Most businesses have taken steps to mitigate the risk of B2B payment fraud in their organization. However, some instances of fraud are incredibly difficult to avoid. In 2019, 81% of organizations were victims of attempted or actual fraud.
Many believe keeping credit cards, checks, and ACH payments outside of their vendor payment strategy will reduce their risk of fraud. While this made sense at one point in time, new virtual card technology is changing the way businesses think about credit card payments. Here are four ways virtual cards make it safer for your business to make online payments with credit cards:
1. Tokenization Protects Credit Card Information From Getting Exposed
Virtual credit cards use a method called payment tokenization to protect your account information when making B2B payments. Tokenization creates tokens: randomly generated payment credentials that replace your static card number. The tokens can only be charged one time for a specific amount. Tokens are used in the payment process and do not expose your primary account number (PAN) or other details. Since your token is not your PAN (and there is no PAN with SilverPay), it cannot be used outside the context of a specific transaction.
Additionally, like encryption, tokenized data is not mathematically reversible unless you have the original key used to create the token. If a hacker breaches into a system, the number stored can’t be extracted into any value. This makes virtual cards a much more secure method for preventing B2B payment fraud than traditional paper checks. Whereas paper checks are incredibly easy to forge, virtual cards conceal all private information during the payment process from beginning to end.
2. Charges Can Appear as Debits on Your Bank Account
Paying suppliers by check can take a minimum of one week to be received and processed. Therefore it is extremely time-consuming and leaves room for ambiguity in your books. AP automation solutions make it easy for your business to pay individual invoices with virtual card technology, and to continue utilizing invoices as a payment control for credit card payments.
Rather than all charges appearing in a monthly statement and covering them all with one payment, individual virtual card transactions can appear as debits in your bank account. This increases your visibility into every credit card transaction and eliminates the risk of missing fraudulent charges until they show up at the end of the month on the monthly statement. This also enables you to dispute inaccurate charges more promptly and also saves your employees time to continue focusing on forward-thinking work rather than making reconciliations in bulk at the end of the month.
3. Virtual Cards Reduce Human Error
Typically, B2B payments require a manual process to facilitate transactions.
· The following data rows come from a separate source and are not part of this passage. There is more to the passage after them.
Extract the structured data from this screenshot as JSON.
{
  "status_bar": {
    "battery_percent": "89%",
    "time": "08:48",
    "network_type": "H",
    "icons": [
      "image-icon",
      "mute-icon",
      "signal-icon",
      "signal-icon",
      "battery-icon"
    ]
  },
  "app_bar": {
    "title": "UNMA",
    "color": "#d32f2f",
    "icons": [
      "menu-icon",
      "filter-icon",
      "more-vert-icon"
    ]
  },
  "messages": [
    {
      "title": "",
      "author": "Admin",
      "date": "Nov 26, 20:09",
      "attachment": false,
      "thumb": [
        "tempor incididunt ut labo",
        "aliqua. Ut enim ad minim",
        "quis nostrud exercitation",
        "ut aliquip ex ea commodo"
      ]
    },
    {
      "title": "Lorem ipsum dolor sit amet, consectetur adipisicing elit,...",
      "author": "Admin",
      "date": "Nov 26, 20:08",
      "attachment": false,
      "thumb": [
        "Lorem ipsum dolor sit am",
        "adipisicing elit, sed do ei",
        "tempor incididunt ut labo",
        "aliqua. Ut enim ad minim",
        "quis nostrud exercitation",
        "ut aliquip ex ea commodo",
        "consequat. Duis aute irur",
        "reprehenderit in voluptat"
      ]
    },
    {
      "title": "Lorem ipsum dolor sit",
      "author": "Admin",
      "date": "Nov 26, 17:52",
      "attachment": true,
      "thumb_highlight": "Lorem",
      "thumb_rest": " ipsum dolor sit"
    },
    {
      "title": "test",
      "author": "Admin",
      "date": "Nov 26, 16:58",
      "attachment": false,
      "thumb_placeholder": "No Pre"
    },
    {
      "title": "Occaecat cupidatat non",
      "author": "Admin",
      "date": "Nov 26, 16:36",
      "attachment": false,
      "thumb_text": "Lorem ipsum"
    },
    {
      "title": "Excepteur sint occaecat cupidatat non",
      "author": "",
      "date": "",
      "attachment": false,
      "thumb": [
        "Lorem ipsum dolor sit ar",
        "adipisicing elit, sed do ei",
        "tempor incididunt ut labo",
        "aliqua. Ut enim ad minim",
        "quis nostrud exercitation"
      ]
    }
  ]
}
With manual processes comes the possibility of human error. Even credit cards are susceptible to error and fraud. When different employees are using different corporate and personal cards for payment, it becomes difficult for a business to control every employee who collects a credit card number and the process that they follow in order to ensure the payment is completed. Virtual cards eliminate this problem.
Since virtual cards are only used once before disappearing forever, their one-time use function is a huge advantage when making B2B payments. With virtual cards, business owners don’t have to worry about the transferring of corporate credit card numbers or how many “hands” that number must pass through before payment is complete. With the virtual card’s one-time use feature, it can only be used for its intended purpose.
4. Virtual Cards Minimize Risk with Enhanced Visibility and Controls
Virtual cards enable your accounts payable team to achieve greater spending control with the ability to set unique parameters for each purchase, including limits for the payment amount, date range, and supplier type. Without an integrated form of payment like virtual cards for credit card-based transactions, a business’s visibility and control of spend is hampered. When visibility is limited, managing B2B payment fraud becomes much more complicated given the large number of payments that AP departments make every day.
Virtual cards offer a simple and effective tool to manage B2B payment fraud with special security, anti-fraud, and reconciliation features. For example, virtual cards are transaction-specific and can deliver strict controls at the point of purchase as well as automatic reconciliation on the back end. Controls can be set per transaction by account limits and supplier type.
Virtual Cards and AP Automation – A Winning Combination
Your business’s transition to virtual cards for B2B payments is simplified with AP automation technology. MineralTree streamlines the process of paying with virtual cards by centralizing the AP process into one cohesive workflow and offers the SilverPay virtual card as one of many available payment options at no additional cost. SilverPay utilizes the Visa Network and provides rewards in the form of cash-back rebates for purchases.
According to most middle-market businesses, one of the greatest barriers to adding virtual cards to their B2B payment repertoire is a lack of visibility into which vendors can accept card payments. With MineralTree, this is a non-issue. MineralTree reaches out on your behalf and will automatically enroll suppliers that agree to accept virtual card payments. This provides the flexibility to continue paying other vendors with ACH or checks. Pairing accounts payable automation with virtual card payments is a simple way to streamline your existing accounts payable process, and create the benefits of increased efficiency, optimize your cash flow, and mitigated the risk of B2B payment fraud.